The history of the Warriors’ situation:
The list of teams to come back is so short, we can present the entirety of it:
- Cleveland Cavaliers over Golden State Warriors in 2016 Finals
- Brooklyn Nets over Toronto Raptors in 2014 first round
- Orlando Magic over Boston Celtics in 2009 second round
- San Antonio Spurs over New Orleans Hornets in 2008 second round
- Utah Jazz over Houston Rockets in 2007 first round
- Detroit Pistons over Miami Heat in 2005 conference finals
- Los Angeles Lakers over Sacramento Kings in 2002 conference finals
- New York Knicks over Miami Heat in 2000 second round
- Houston Rockets over Phoenix Suns in 1995 second round
- Washington Bullets over Seattle SuperSonics in 1978 NBA Finals
- Phoenix Suns over Golden State Warriors in 1976 conference finals
- Baltimore Bullets over New York Knicks in 1971 conference finals
- Boston Celtics over Los Angeles Lakers in 1969 NBA Finals
- Boston Celtics over Philadelphia 76ers in 1968 division finals
- Philadelphia Warriors over St. Louis Bombers in 1948 BAA semifinals
This isn’t so much about holding home-court advantage. It’s that the team with home-court advantage got it by being superior throughout the regular season.* Even if we all know Golden State coasted during the regular season and is much better than its 58-24 record, the Rockets proved themselves to be darn good, too.

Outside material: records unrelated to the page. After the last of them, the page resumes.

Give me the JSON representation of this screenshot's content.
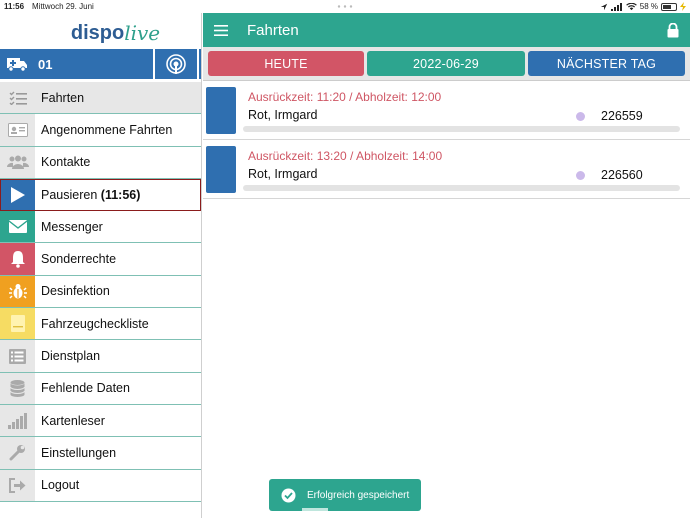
{
  "statusbar": {
    "time": "11:56",
    "date": "Mittwoch 29. Juni",
    "battery": "58 %"
  },
  "logo": {
    "part1": "dispo",
    "part2": "live"
  },
  "vehicle": {
    "number": "01"
  },
  "menu": [
    {
      "label": "Fahrten",
      "icon": "list-check-icon",
      "icon_bg": "#e7e7e7",
      "icon_color": "#888888"
    },
    {
      "label": "Angenommene Fahrten",
      "icon": "id-card-icon",
      "icon_bg": "#e7e7e7",
      "icon_color": "#9a9a9a"
    },
    {
      "label": "Kontakte",
      "icon": "users-icon",
      "icon_bg": "#e7e7e7",
      "icon_color": "#9a9a9a"
    },
    {
      "label": "Pausieren",
      "label_extra": "(11:56)",
      "icon": "play-icon",
      "icon_bg": "#2f6fb0",
      "icon_color": "#ffffff"
    },
    {
      "label": "Messenger",
      "icon": "envelope-icon",
      "icon_bg": "#2da58f",
      "icon_color": "#ffffff"
    },
    {
      "label": "Sonderrechte",
      "icon": "bell-icon",
      "icon_bg": "#d25566",
      "icon_color": "#ffffff"
    },
    {
      "label": "Desinfektion",
      "icon": "bug-icon",
      "icon_bg": "#f0a020",
      "icon_color": "#ffffff"
    },
    {
      "label": "Fahrzeugchecklist e",
      "display": "Fahrzeugcheckliste",
      "icon": "note-icon",
      "icon_bg": "#f6dc63",
      "icon_color": "#fff6cc"
    },
    {
      "label": "Dienstplan",
      "icon": "list-icon",
      "icon_bg": "#e7e7e7",
      "icon_color": "#9a9a9a"
    },
    {
      "label": "Fehlende Daten",
      "icon": "database-icon",
      "icon_bg": "#e7e7e7",
      "icon_color": "#9a9a9a"
    },
    {
      "label": "Kartenleser",
      "icon": "signal-bars-icon",
      "icon_bg": "#e7e7e7",
      "icon_color": "#9a9a9a"
    },
    {
      "label": "Einstellungen",
      "icon": "wrench-icon",
      "icon_bg": "#e7e7e7",
      "icon_color": "#9a9a9a"
    },
    {
      "label": "Logout",
      "icon": "logout-icon",
      "icon_bg": "#e7e7e7",
      "icon_color": "#9a9a9a"
    }
  ],
  "appbar": {
    "title": "Fahrten"
  },
  "tabs": {
    "today": "HEUTE",
    "date": "2022-06-29",
    "next": "NÄCHSTER TAG"
  },
  "trips": [
    {
      "times": "Ausrückzeit: 11:20 / Abholzeit: 12:00",
      "name": "Rot, Irmgard",
      "number": "226559"
    },
    {
      "times": "Ausrückzeit: 13:20 / Abholzeit: 14:00",
      "name": "Rot, Irmgard",
      "number": "226560"
    }
  ],
  "toast": {
    "message": "Erfolgreich gespeichert"
  },
  "colors": {
    "teal": "#2da58f",
    "blue": "#2f6fb0",
    "red": "#d25566"
  }
}
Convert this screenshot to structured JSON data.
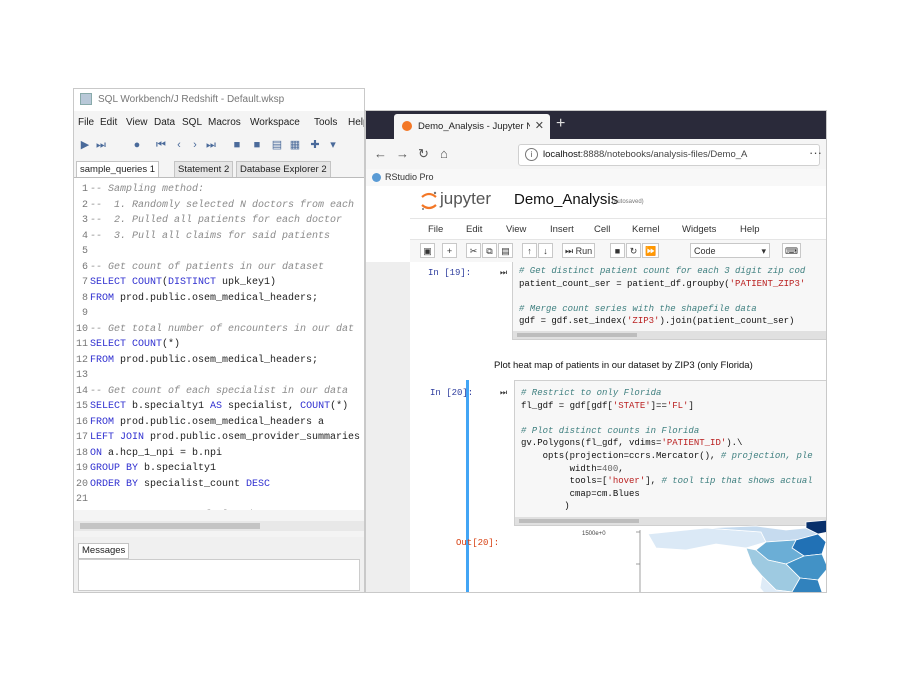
{
  "sql_workbench": {
    "title": "SQL Workbench/J Redshift - Default.wksp",
    "menu": [
      "File",
      "Edit",
      "View",
      "Data",
      "SQL",
      "Macros",
      "Workspace",
      "Tools",
      "Help"
    ],
    "tabs": [
      "sample_queries 1",
      "Statement 2",
      "Database Explorer 2"
    ],
    "editor_lines": [
      {
        "n": "1",
        "parts": [
          [
            "cmt",
            "-- Sampling method:"
          ]
        ]
      },
      {
        "n": "2",
        "parts": [
          [
            "cmt",
            "--  1. Randomly selected N doctors from each"
          ]
        ]
      },
      {
        "n": "3",
        "parts": [
          [
            "cmt",
            "--  2. Pulled all patients for each doctor"
          ]
        ]
      },
      {
        "n": "4",
        "parts": [
          [
            "cmt",
            "--  3. Pull all claims for said patients"
          ]
        ]
      },
      {
        "n": "5",
        "parts": []
      },
      {
        "n": "6",
        "parts": [
          [
            "cmt",
            "-- Get count of patients in our dataset"
          ]
        ]
      },
      {
        "n": "7",
        "parts": [
          [
            "kw",
            "SELECT COUNT"
          ],
          [
            "tx",
            "("
          ],
          [
            "kw",
            "DISTINCT"
          ],
          [
            "tx",
            " upk_key1)"
          ]
        ]
      },
      {
        "n": "8",
        "parts": [
          [
            "kw",
            "FROM"
          ],
          [
            "tx",
            " prod.public.osem_medical_headers;"
          ]
        ]
      },
      {
        "n": "9",
        "parts": []
      },
      {
        "n": "10",
        "parts": [
          [
            "cmt",
            "-- Get total number of encounters in our dat"
          ]
        ]
      },
      {
        "n": "11",
        "parts": [
          [
            "kw",
            "SELECT COUNT"
          ],
          [
            "tx",
            "(*)"
          ]
        ]
      },
      {
        "n": "12",
        "parts": [
          [
            "kw",
            "FROM"
          ],
          [
            "tx",
            " prod.public.osem_medical_headers;"
          ]
        ]
      },
      {
        "n": "13",
        "parts": []
      },
      {
        "n": "14",
        "parts": [
          [
            "cmt",
            "-- Get count of each specialist in our data"
          ]
        ]
      },
      {
        "n": "15",
        "parts": [
          [
            "kw",
            "SELECT"
          ],
          [
            "tx",
            " b.specialty1 "
          ],
          [
            "kw",
            "AS"
          ],
          [
            "tx",
            " specialist, "
          ],
          [
            "kw",
            "COUNT"
          ],
          [
            "tx",
            "(*)"
          ]
        ]
      },
      {
        "n": "16",
        "parts": [
          [
            "kw",
            "FROM"
          ],
          [
            "tx",
            " prod.public.osem_medical_headers a"
          ]
        ]
      },
      {
        "n": "17",
        "parts": [
          [
            "kw",
            "LEFT JOIN"
          ],
          [
            "tx",
            " prod.public.osem_provider_summaries"
          ]
        ]
      },
      {
        "n": "18",
        "parts": [
          [
            "kw",
            "ON"
          ],
          [
            "tx",
            " a.hcp_1_npi = b.npi"
          ]
        ]
      },
      {
        "n": "19",
        "parts": [
          [
            "kw",
            "GROUP BY"
          ],
          [
            "tx",
            " b.specialty1"
          ]
        ]
      },
      {
        "n": "20",
        "parts": [
          [
            "kw",
            "ORDER BY"
          ],
          [
            "tx",
            " specialist_count "
          ],
          [
            "kw",
            "DESC"
          ]
        ]
      },
      {
        "n": "21",
        "parts": []
      },
      {
        "n": "22",
        "parts": [
          [
            "cmt",
            "-- Get percentage of closed encounters"
          ]
        ]
      }
    ],
    "messages_tab": "Messages"
  },
  "browser": {
    "tab_title": "Demo_Analysis - Jupyter Notebook",
    "url_host": "localhost",
    "url_rest": ":8888/notebooks/analysis-files/Demo_A",
    "bookmark": "RStudio Pro"
  },
  "jupyter": {
    "logo_text": "jupyter",
    "notebook_name": "Demo_Analysis",
    "autosave": "(autosaved)",
    "menu": [
      "File",
      "Edit",
      "View",
      "Insert",
      "Cell",
      "Kernel",
      "Widgets",
      "Help"
    ],
    "run_label": "Run",
    "cell_type": "Code",
    "cell1": {
      "prompt": "In [19]:",
      "lines": [
        [
          [
            "jc",
            "# Get distinct patient count for each 3 digit zip cod"
          ]
        ],
        [
          [
            "jt",
            "patient_count_ser = patient_df.groupby("
          ],
          [
            "js",
            "'PATIENT_ZIP3'"
          ]
        ],
        [],
        [
          [
            "jc",
            "# Merge count series with the shapefile data"
          ]
        ],
        [
          [
            "jt",
            "gdf = gdf.set_index("
          ],
          [
            "js",
            "'ZIP3'"
          ],
          [
            "jt",
            ").join(patient_count_ser)"
          ]
        ]
      ]
    },
    "markdown": "Plot heat map of patients in our dataset by ZIP3 (only Florida)",
    "cell2": {
      "prompt": "In [20]:",
      "lines": [
        [
          [
            "jc",
            "# Restrict to only Florida"
          ]
        ],
        [
          [
            "jt",
            "fl_gdf = gdf[gdf["
          ],
          [
            "js",
            "'STATE'"
          ],
          [
            "jt",
            "]=="
          ],
          [
            "js",
            "'FL'"
          ],
          [
            "jt",
            "]"
          ]
        ],
        [],
        [
          [
            "jc",
            "# Plot distinct counts in Florida"
          ]
        ],
        [
          [
            "jt",
            "gv.Polygons(fl_gdf, vdims="
          ],
          [
            "js",
            "'PATIENT_ID'"
          ],
          [
            "jt",
            ").\\"
          ]
        ],
        [
          [
            "jt",
            "    opts(projection=ccrs.Mercator(), "
          ],
          [
            "jc",
            "# projection, ple"
          ]
        ],
        [
          [
            "jt",
            "         width="
          ],
          [
            "jn",
            "400"
          ],
          [
            "jt",
            ","
          ]
        ],
        [
          [
            "jt",
            "         tools=["
          ],
          [
            "js",
            "'hover'"
          ],
          [
            "jt",
            "], "
          ],
          [
            "jc",
            "# tool tip that shows actual"
          ]
        ],
        [
          [
            "jt",
            "         cmap=cm.Blues"
          ]
        ],
        [
          [
            "jt",
            "        )"
          ]
        ]
      ]
    },
    "out_prompt": "Out[20]:",
    "heatmap_tick": "1500e+0"
  }
}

*Though the Cavaliers and Celtics also fit this scenario, I don’t find the history of similar series nearly as telling for the Eastern Conference finals. Without Kyrie Irving, Boston isn’t the same team that secured home-court advantage with its strong regular-season play.
Maybe the Warriors will win the series. They’re arguably the most talented team of all-time.
But even if we grant Kerr’s implication that they’re outplaying Houston, that’s not nearly enough to consider it likely they’ll win two straight games before the Rockets win one.